Büyük tartışmaların utangaç işareti: Noktalı virgül
Noktalama işaretleri içerisinde yeri tam olarak belirgin olmayan, bu belirsizliğin içerisinde utangaçlığını koruyan bir işaret var ki, biz ona “noktalı virgül” diyoruz. Bu müphem işareti, kimileri yazılarında noktaymış gibi cümlenin sonuna koyuyor, kimileri de virgülmüş gibi her şeyi onunla bağlıyor. Adıyla müsemma bu işaret için ufacık ince ayrımlar gözden kaçabiliyor. Bu sebeple de birçok kişi artık noktalı virgülü kullanmasını gerektiren uzun cümlelerden uzaklaşmaya başladı. Hatta noktalı virgülün anavatanı Fransa’da bu işaret için ateşli tartışmalar yapılıyor. Cümle içerisinde durumunu konduramadığımız noktalı virgül, gündemde yerini almış durumda.

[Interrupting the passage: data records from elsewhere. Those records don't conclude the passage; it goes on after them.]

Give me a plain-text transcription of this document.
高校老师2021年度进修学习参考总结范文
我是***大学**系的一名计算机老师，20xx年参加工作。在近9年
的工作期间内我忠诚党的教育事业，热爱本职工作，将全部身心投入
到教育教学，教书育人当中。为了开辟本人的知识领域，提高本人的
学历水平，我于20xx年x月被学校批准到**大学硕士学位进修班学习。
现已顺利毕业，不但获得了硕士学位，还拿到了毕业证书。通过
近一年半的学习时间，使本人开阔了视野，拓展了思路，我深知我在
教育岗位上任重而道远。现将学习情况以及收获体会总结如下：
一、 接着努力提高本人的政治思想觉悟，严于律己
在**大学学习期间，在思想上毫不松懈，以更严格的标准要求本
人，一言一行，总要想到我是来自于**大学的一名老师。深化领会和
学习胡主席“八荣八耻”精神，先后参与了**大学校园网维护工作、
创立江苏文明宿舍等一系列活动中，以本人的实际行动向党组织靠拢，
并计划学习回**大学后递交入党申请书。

ARİSTOFANES NOKTALAMAYI ÜÇ ŞEKİLDE BAŞLATTI
MÖ. 3'üncü yüzyılda Yunan uygarlığının etkisi altındayken Mısır'ın İskenderiye kentinde ünlü bir kütüphane vardı. Bu kütüphanenin başında da Aristofanes bulunuyordu. Buradaki yüz binlerce parşömen tomarını okumak çok zaman alan bir işti. Yunanlılar daima kelimeleri bitişik olarak ve hiçbir noktalama işareti, büyük ve küçük harf kullanmadan yazmıştı. Hangi kelimenin ve cümlenin nerede başlayıp bittiğini anlamak okurun işiydi.
Aristofanes, okurlara, sonu gelmez bir şekilde birbiri ardına sıralanmış harfleri orta nokta (·), alt nokta (.) ve üst nokta (·) işaretleriyle ayırmalarını öneriyordu. Bunların her biri farklı uzunlukta duraksamalara işaret ediyordu.
Fakat bu yenilik herkesi ikna etmemişti. Antik dünyada imparatorluk kurma konusunda Romalılar Yunanlıları geçtiğinde Aristofanes'in noktalarını bıraktılar. Roma'nın en ünlü hatiplerinden Cicero, cümle sonunun konuşmacının nefes almak için duraklaması ya da işaret yoluyla değil, konuşma ritminin getirdiği sınırlama ile belli olduğuna inanıyordu.
YAZILI GELENEK NOKTALAMA İŞARETİNİ GETİRDİ
Paganlıkta gelenekler ve kültür ağızdan ağıza aktarılırken, ilahileri ve Tanrının sözlerini daha iyi yayabilmek için Hristiyanlık yazıyı tercih ediyordu. Kitap Hristiyan kimliğin ayrılmaz bir parçası haline geldi. Bu kitaplar ise çoğunlukla altın yaldızlarla ve süslü harflerle donatılmış, paragraf işaretleriyle bölümlere ayrılmıştı.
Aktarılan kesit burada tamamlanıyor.